In honor of yesterday’s 40th anniversary of the major eruption of Mt. St. Helens, a musical work devoted to that very mountain. Alan Hovhaness was an American composer of Armenian descent, and he was very prolific, eventually producing over 500 numbered works in his almost 90 years (and in reality more than that, as when he was a young man he purposely destroyed his entire output to that point in an effort to start again). In 1982 he composed a symphony, his fiftieth, that was inspired by Mt. St. Helens and the 1980 eruption that destroyed its Alpine grandeur and reduced it to a moonscape of rubble. Hovhaness lived in Seattle at the time, so he was about as close to the mountain as I was in Hillsboro (he might have actually been farther away). The piece is in three movements, which Hovhaness described as follows:
When Mount St. Helens erupted on the morning of May 18, 1980, the sonic boom struck our south windows. Ashes did not come here at that time but covered land to the east all across the State of Washington into Montana. Ashes continued to travel all around the world, landing lightly on our house a week later, after their journey all around our planet. In my Mount St. Helens Symphony I have tried to suggest a musical tribute to the sublime grandeur and beauty of Mount St. Helens and the surrounding majestic Cascade Mountains.

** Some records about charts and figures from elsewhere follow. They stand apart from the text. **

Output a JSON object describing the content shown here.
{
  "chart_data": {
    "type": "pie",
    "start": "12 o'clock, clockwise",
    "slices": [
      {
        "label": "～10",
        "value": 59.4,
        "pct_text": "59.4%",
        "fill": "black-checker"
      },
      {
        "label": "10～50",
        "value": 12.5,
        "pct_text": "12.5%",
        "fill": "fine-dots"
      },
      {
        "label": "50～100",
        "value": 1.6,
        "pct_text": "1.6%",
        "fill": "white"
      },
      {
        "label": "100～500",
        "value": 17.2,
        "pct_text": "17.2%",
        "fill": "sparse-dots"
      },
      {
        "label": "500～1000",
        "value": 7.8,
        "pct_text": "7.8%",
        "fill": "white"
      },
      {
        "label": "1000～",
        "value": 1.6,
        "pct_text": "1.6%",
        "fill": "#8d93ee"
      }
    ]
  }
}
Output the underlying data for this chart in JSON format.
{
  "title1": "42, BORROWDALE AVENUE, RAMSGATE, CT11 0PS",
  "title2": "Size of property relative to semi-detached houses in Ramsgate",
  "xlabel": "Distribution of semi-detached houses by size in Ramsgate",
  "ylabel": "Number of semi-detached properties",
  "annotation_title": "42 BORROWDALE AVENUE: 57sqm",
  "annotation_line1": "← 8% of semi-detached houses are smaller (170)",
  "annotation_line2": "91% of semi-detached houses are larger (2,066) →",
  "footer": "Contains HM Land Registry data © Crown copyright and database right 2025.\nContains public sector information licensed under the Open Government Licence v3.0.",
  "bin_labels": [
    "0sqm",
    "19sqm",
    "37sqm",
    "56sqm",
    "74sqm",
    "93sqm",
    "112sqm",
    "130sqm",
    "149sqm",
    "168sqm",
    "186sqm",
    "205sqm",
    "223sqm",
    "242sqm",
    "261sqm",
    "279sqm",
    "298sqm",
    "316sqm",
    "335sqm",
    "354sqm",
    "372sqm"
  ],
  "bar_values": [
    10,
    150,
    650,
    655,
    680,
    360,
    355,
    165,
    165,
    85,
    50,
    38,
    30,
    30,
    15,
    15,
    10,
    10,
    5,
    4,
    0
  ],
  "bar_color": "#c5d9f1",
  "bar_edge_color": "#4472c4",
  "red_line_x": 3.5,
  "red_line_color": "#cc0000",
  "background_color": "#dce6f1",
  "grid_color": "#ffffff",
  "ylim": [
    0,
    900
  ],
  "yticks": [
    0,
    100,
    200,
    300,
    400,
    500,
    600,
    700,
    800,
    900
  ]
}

The first two movements are evocative of the mountain itself and of Spirit Lake, while the third is most clearly a depiction of the violent cacophony of the May 18 eruption. I don’t tend to hear specific things in program music when I listen to it, even if supplied with a program by the composer, but it’s not hard to pick up on Hovhaness’s mysticism and is willingness to depict that mysticism through interesting orchestral effects. I haven’t heard a lot of Hovhaness, and in general he’s the kind of composer whose music I find more interesting than emotionally affecting, but this piece is certainly interesting and it does musically depict a sort of naturalistic majesty.